Water in Kansas

In most years, precipitation in the form of rain, sleet, or snow is greatest in eastern Kansas and gradually declines toward the west. The wettest spot, on average, gets 45 inches per year and the driest less than 20 inches. As a result, eastern Kansas has more surface waterrivers, creeks, lakes, and wetlands. Few Kansas lakes and ponds are naturally occurring. Most were created when a dam was built across a river or creek and a big pool of water from the stream built up behind the dam.

Normal Annual Precipitation in Kansas
Normal annual precipitation (1961-1990) in Kansas. The area west of the dashed line shows the extent of the High Plains aquifer in Kansas (from Goodin et al., 1995).

Although western Kansas has few rivers and lakes, a vast amount of life-sustaining water has been found underground in aquifers. Known as groundwater, the water in aquifers is not in big underground lakes but in small, interconnecting pores in subsurface rocks and sediment. Not all subsurface rock formations are porous, so only some contain groundwater. Almost all of the water in western and much of central Kansas used for drinking, irrigation of crops, business, and industry comes from the expansive High Plains aquifer that underlies parts of eight states.
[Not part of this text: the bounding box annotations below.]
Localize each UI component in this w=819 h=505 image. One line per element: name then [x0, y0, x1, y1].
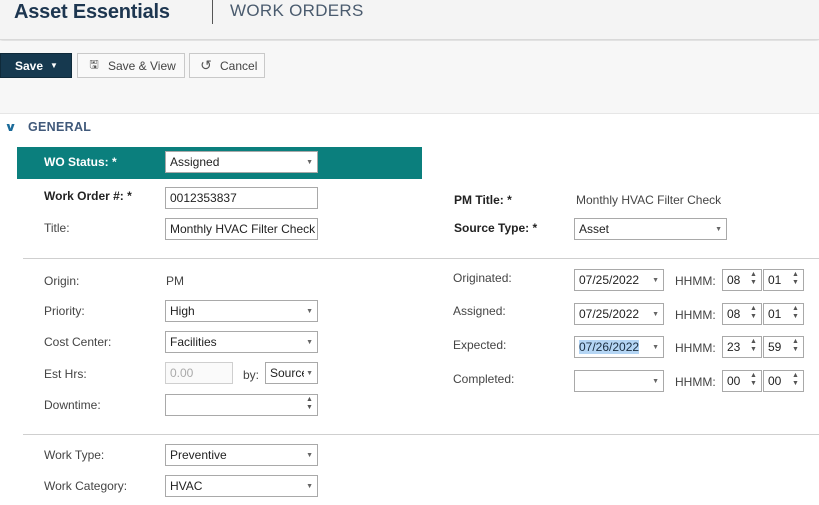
spinner-icon[interactable]: ▲ ▼ [306, 396, 313, 412]
save-button-label: Save [15, 58, 44, 73]
cancel-button[interactable]: ↺ Cancel [189, 53, 265, 78]
completed-hhmm-label: HHMM: [675, 375, 716, 389]
work-category-label: Work Category: [44, 479, 128, 493]
section-title: GENERAL [28, 120, 92, 134]
chevron-down-icon: ▼ [652, 311, 659, 318]
est-hrs-label: Est Hrs: [44, 367, 87, 381]
origin-label: Origin: [44, 274, 80, 288]
priority-label: Priority: [44, 304, 85, 318]
source-type-select[interactable]: Asset ▼ [574, 218, 727, 240]
originated-hhmm-label: HHMM: [675, 274, 716, 288]
save-button[interactable]: Save ▼ [0, 53, 72, 78]
est-hrs-input[interactable]: 0.00 [165, 362, 233, 384]
chevron-down-icon: ▼ [306, 308, 313, 315]
completed-minute-input[interactable]: 00 ▲ ▼ [763, 370, 804, 392]
spinner-icon[interactable]: ▲ ▼ [792, 305, 799, 321]
save-disk-icon: 🖫 [89, 59, 99, 71]
chevron-down-icon: ▼ [652, 378, 659, 385]
pm-title-label: PM Title: * [454, 193, 512, 207]
work-type-label: Work Type: [44, 448, 105, 462]
caret-down-icon[interactable]: ▼ [50, 61, 58, 70]
assigned-hhmm-label: HHMM: [675, 308, 716, 322]
completed-date-input[interactable]: ▼ [574, 370, 664, 392]
spinner-icon[interactable]: ▲ ▼ [792, 372, 799, 388]
save-and-view-label: Save & View [108, 58, 176, 73]
work-order-number-label: Work Order #: * [44, 189, 132, 203]
work-category-select[interactable]: HVAC ▼ [165, 475, 318, 497]
expected-hhmm-label: HHMM: [675, 341, 716, 355]
module-title: WORK ORDERS [230, 1, 364, 20]
origin-value: PM [166, 274, 184, 288]
chevron-down-icon: ∨ [4, 120, 17, 134]
spinner-icon[interactable]: ▲ ▼ [750, 372, 757, 388]
spinner-icon[interactable]: ▲ ▼ [750, 338, 757, 354]
save-and-view-button[interactable]: 🖫 Save & View [77, 53, 185, 78]
originated-hour-input[interactable]: 08 ▲ ▼ [722, 269, 762, 291]
originated-minute-input[interactable]: 01 ▲ ▼ [763, 269, 804, 291]
chevron-down-icon: ▼ [306, 452, 313, 459]
assigned-minute-input[interactable]: 01 ▲ ▼ [763, 303, 804, 325]
expected-minute-input[interactable]: 59 ▲ ▼ [763, 336, 804, 358]
divider [23, 434, 819, 435]
header-divider [212, 0, 213, 24]
chevron-down-icon: ▼ [652, 344, 659, 351]
chevron-down-icon: ▼ [306, 339, 313, 346]
pm-title-value: Monthly HVAC Filter Check [576, 193, 722, 207]
completed-hour-input[interactable]: 00 ▲ ▼ [722, 370, 762, 392]
spinner-icon[interactable]: ▲ ▼ [750, 271, 757, 287]
chevron-down-icon: ▼ [304, 370, 313, 377]
spinner-icon[interactable]: ▲ ▼ [792, 271, 799, 287]
wo-status-label: WO Status: * [44, 155, 117, 169]
cancel-label: Cancel [220, 58, 258, 73]
originated-date-input[interactable]: 07/25/2022 ▼ [574, 269, 664, 291]
chevron-down-icon: ▼ [306, 483, 313, 490]
app-header: Asset Essentials WORK ORDERS [0, 0, 819, 40]
cost-center-label: Cost Center: [44, 335, 112, 349]
title-label: Title: [44, 221, 70, 235]
divider [23, 258, 819, 259]
spinner-icon[interactable]: ▲ ▼ [792, 338, 799, 354]
chevron-down-icon: ▼ [306, 159, 313, 166]
originated-label: Originated: [453, 271, 512, 285]
title-input[interactable]: Monthly HVAC Filter Check [165, 218, 318, 240]
toolbar: Save ▼ 🖫 Save & View ↺ Cancel [0, 41, 819, 114]
completed-label: Completed: [453, 372, 515, 386]
expected-label: Expected: [453, 338, 507, 352]
spinner-icon[interactable]: ▲ ▼ [750, 305, 757, 321]
expected-hour-input[interactable]: 23 ▲ ▼ [722, 336, 762, 358]
undo-icon: ↺ [200, 57, 212, 73]
chevron-down-icon: ▼ [715, 226, 722, 233]
est-hrs-by-select[interactable]: Source ▼ [265, 362, 318, 384]
by-label: by: [243, 368, 260, 382]
assigned-label: Assigned: [453, 304, 506, 318]
cost-center-select[interactable]: Facilities ▼ [165, 331, 318, 353]
chevron-down-icon: ▼ [652, 277, 659, 284]
expected-date-input[interactable]: 07/26/2022 ▼ [574, 336, 664, 358]
work-order-number-input[interactable]: 0012353837 [165, 187, 318, 209]
downtime-input[interactable]: ▲ ▼ [165, 394, 318, 416]
brand-logo-text[interactable]: Asset Essentials [14, 1, 170, 24]
priority-select[interactable]: High ▼ [165, 300, 318, 322]
assigned-hour-input[interactable]: 08 ▲ ▼ [722, 303, 762, 325]
work-type-select[interactable]: Preventive ▼ [165, 444, 318, 466]
downtime-label: Downtime: [44, 398, 101, 412]
assigned-date-input[interactable]: 07/25/2022 ▼ [574, 303, 664, 325]
wo-status-select[interactable]: Assigned ▼ [165, 151, 318, 173]
source-type-label: Source Type: * [454, 221, 538, 235]
section-general-toggle[interactable]: ∨ GENERAL [4, 120, 92, 134]
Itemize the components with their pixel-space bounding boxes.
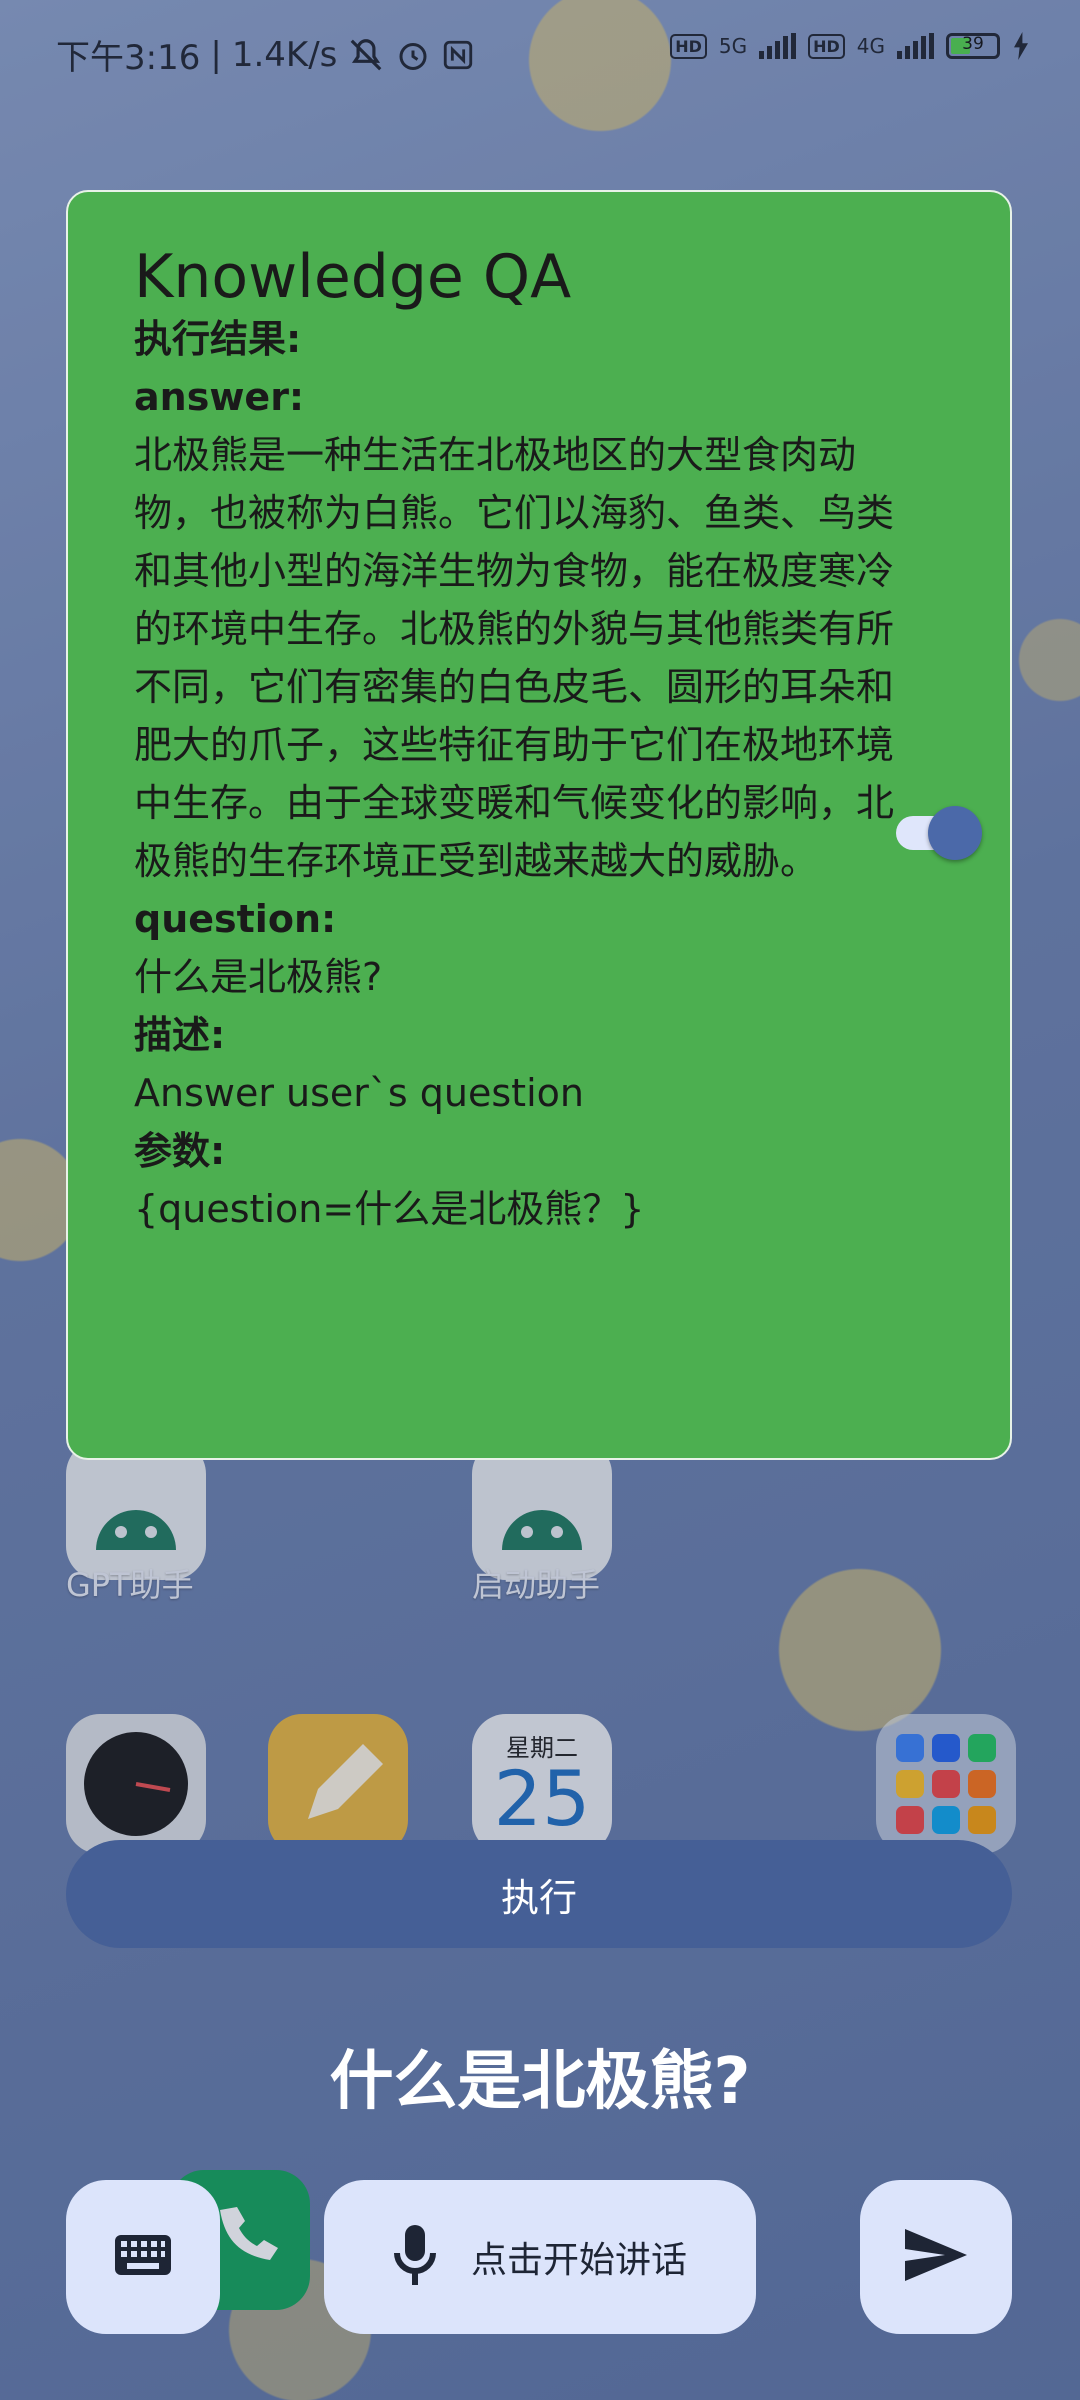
send-button[interactable] xyxy=(860,2180,1012,2334)
params-key: 参数: xyxy=(134,1129,226,1173)
question-value: 什么是北极熊? xyxy=(134,955,383,999)
question-key: question: xyxy=(134,897,337,941)
params-value: {question=什么是北极熊？} xyxy=(134,1187,645,1231)
card-title: Knowledge QA xyxy=(134,242,572,312)
result-toggle[interactable] xyxy=(896,806,982,860)
send-icon xyxy=(905,2229,967,2285)
toggle-thumb xyxy=(928,806,982,860)
result-card: Knowledge QA 执行结果: answer: 北极熊是一种生活在北极地区… xyxy=(66,190,1012,1460)
answer-value: 北极熊是一种生活在北极地区的大型食肉动物，也被称为白熊。它们以海豹、鱼类、鸟类和… xyxy=(134,433,895,883)
voice-input-label: 点击开始讲话 xyxy=(470,2240,687,2281)
execute-button[interactable]: 执行 xyxy=(66,1840,1012,1948)
answer-key: answer: xyxy=(134,375,305,419)
keyboard-button[interactable] xyxy=(66,2180,220,2334)
result-label: 执行结果: xyxy=(134,317,302,361)
description-value: Answer user`s question xyxy=(134,1071,584,1115)
description-key: 描述: xyxy=(134,1013,226,1057)
keyboard-icon xyxy=(115,2235,171,2279)
mic-icon xyxy=(393,2225,437,2289)
query-text: 什么是北极熊? xyxy=(329,2045,751,2119)
card-body: 执行结果: answer: 北极熊是一种生活在北极地区的大型食肉动物，也被称为白… xyxy=(134,310,894,1238)
voice-input-button[interactable]: 点击开始讲话 xyxy=(324,2180,756,2334)
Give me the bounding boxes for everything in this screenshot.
Thousands of wells drilled in Kansas are used to pump the groundwater out.

Kansas cities and towns are mainly located near rivers or creeks, even in the western half of the state, because water was essential to early settlements. Before the extent of major groundwater sources, such as the High Plains aquifer, had been determined, digging wells in search of water was hit or miss. Towns not on streams were often built near springs.